The greenback registered gains after US private sector employment surged more-than-expected in February, while the MBA mortgage applications surged last week.
Further supporting the greenback, the latest Federal Reserve (Fed) Beige Book survey indicated that the US economy continued to expand at a modest to moderate pace in January and early February.
In the Asian session, at GMT0400, the pair is trading at 1.2993, with the EUR trading 0.12% higher from yesterday’s close.
In morning news, Portugal’s credit rating outlook was raised to “Stable” from “Negative” by ratings agency, Standard & Poor’s, citing that the European lenders would continue to support the nation’s efforts to get its fiscal house in order.

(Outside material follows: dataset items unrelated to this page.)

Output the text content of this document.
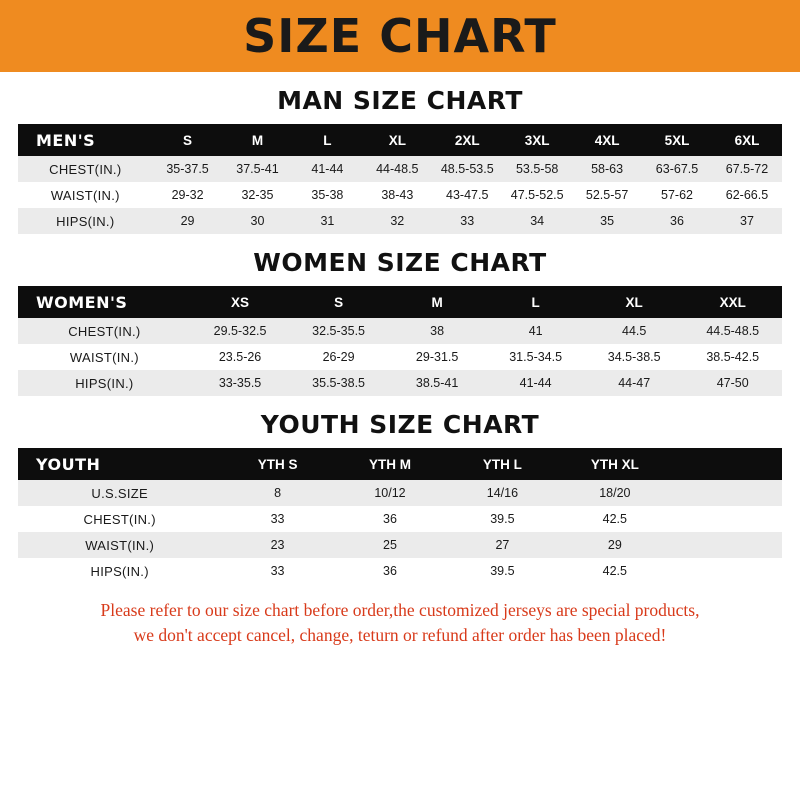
SIZE CHART
MAN SIZE CHART
MEN'S	S	M	L	XL	2XL	3XL	4XL	5XL	6XL
CHEST(IN.)	35-37.5	37.5-41	41-44	44-48.5	48.5-53.5	53.5-58	58-63	63-67.5	67.5-72
WAIST(IN.)	29-32	32-35	35-38	38-43	43-47.5	47.5-52.5	52.5-57	57-62	62-66.5
HIPS(IN.)	29	30	31	32	33	34	35	36	37
WOMEN SIZE CHART
WOMEN'S	XS	S	M	L	XL	XXL
CHEST(IN.)	29.5-32.5	32.5-35.5	38	41	44.5	44.5-48.5
WAIST(IN.)	23.5-26	26-29	29-31.5	31.5-34.5	34.5-38.5	38.5-42.5
HIPS(IN.)	33-35.5	35.5-38.5	38.5-41	41-44	44-47	47-50
YOUTH SIZE CHART
YOUTH	YTH S	YTH M	YTH L	YTH XL	
U.S.SIZE	8	10/12	14/16	18/20	
CHEST(IN.)	33	36	39.5	42.5	
WAIST(IN.)	23	25	27	29	
HIPS(IN.)	33	36	39.5	42.5	
Please refer to our size chart before order,the customized jerseys are special products,
we don't accept cancel, change, teturn or refund after order has been placed!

The pair is expected to find support at 1.2948, and a fall through could take it to the next support level of 1.2903. The pair is expected to find its first resistance at 1.3055, and a rise through could take it to the next resistance level of 1.3117.
In economic releases, German factory orders, French trade balance and Italian trade balance is awaited by investors. However, it is the European Central Bank (ECB) interest rate decision that holds market attention for today. Also, the US is to publish its weekly government report on initial jobless claims and official data on the trade balance.
The currency pair is trading below its 20 Hr and 50 Hr moving averages.